“If a grocery store was going to make a decision to go into a neighborhood, one would presume that they will be looking at income and at land area. That was not the case,” said Raja, who has continued the work since as associate dean for research and inclusive excellence, principal investigator of the Food Systems Planning and Healthy Communities Lab (better known as the “Food Lab”), and co-director of the Community for Global Health Equity at UB.
In a 2016 TEDx Talk, she pondered “the possibility of edible landscaping in every public right of way in the city of Buffalo and Erie County,” concluding, “Why not?”

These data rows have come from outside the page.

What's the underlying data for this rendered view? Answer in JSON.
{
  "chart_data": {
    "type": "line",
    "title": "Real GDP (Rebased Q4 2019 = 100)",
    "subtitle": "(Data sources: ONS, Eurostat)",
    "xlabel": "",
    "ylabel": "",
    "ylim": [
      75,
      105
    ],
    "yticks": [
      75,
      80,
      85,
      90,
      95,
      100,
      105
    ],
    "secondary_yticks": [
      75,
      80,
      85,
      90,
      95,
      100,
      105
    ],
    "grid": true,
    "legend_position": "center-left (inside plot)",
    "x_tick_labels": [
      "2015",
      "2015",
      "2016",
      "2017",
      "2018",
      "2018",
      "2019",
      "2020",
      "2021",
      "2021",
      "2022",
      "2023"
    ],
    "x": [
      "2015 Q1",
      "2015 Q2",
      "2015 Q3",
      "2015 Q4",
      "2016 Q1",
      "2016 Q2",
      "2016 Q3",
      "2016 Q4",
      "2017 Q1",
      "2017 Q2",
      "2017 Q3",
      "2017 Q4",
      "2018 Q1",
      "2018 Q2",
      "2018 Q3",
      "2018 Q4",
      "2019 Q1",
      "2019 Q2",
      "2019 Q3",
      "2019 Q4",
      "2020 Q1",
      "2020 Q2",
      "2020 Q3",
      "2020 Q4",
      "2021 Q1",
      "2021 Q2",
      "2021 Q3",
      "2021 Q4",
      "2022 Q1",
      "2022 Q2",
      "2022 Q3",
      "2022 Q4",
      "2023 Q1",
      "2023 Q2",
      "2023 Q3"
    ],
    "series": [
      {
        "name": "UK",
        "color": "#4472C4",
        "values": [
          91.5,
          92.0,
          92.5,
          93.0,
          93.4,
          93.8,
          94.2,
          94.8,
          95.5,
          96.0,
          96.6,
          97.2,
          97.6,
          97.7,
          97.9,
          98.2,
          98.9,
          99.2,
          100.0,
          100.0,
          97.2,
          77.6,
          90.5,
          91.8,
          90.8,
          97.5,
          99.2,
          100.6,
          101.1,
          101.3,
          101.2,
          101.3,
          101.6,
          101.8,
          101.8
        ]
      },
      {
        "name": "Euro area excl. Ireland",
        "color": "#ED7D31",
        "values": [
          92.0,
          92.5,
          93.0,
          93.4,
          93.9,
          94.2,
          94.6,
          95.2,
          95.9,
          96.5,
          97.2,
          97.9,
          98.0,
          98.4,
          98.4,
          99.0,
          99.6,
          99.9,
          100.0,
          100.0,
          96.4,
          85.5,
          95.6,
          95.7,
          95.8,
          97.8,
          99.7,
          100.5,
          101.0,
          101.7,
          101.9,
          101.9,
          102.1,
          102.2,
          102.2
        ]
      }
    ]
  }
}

She blames redlining by supermarket chains, a plethora of cheap processed foods, and disinvestment by government at all levels for poor nutritional outcomes.
“By using the term ‘food desert’, we make invisible the actor(s) responsible for creating (poor) food environments,” she wrote in her Sept. 30 post. “How did we get here? Without answering this question, it is less likely that we (society) can understand the ’causes’ behind poor food environments, and we are unlikely to remedy food inequities.”
People, including researchers, often throw the term around when having never set foot in neighborhoods they describe, she wrote. In Buffalo, she hears neighborhoods on the East Side and West Side described that way, despite Guercio & Sons on Grant Street, Urban Fruits & Veggies and other urban farms across the city, and a growing number of freedom and community gardens east of Main Street.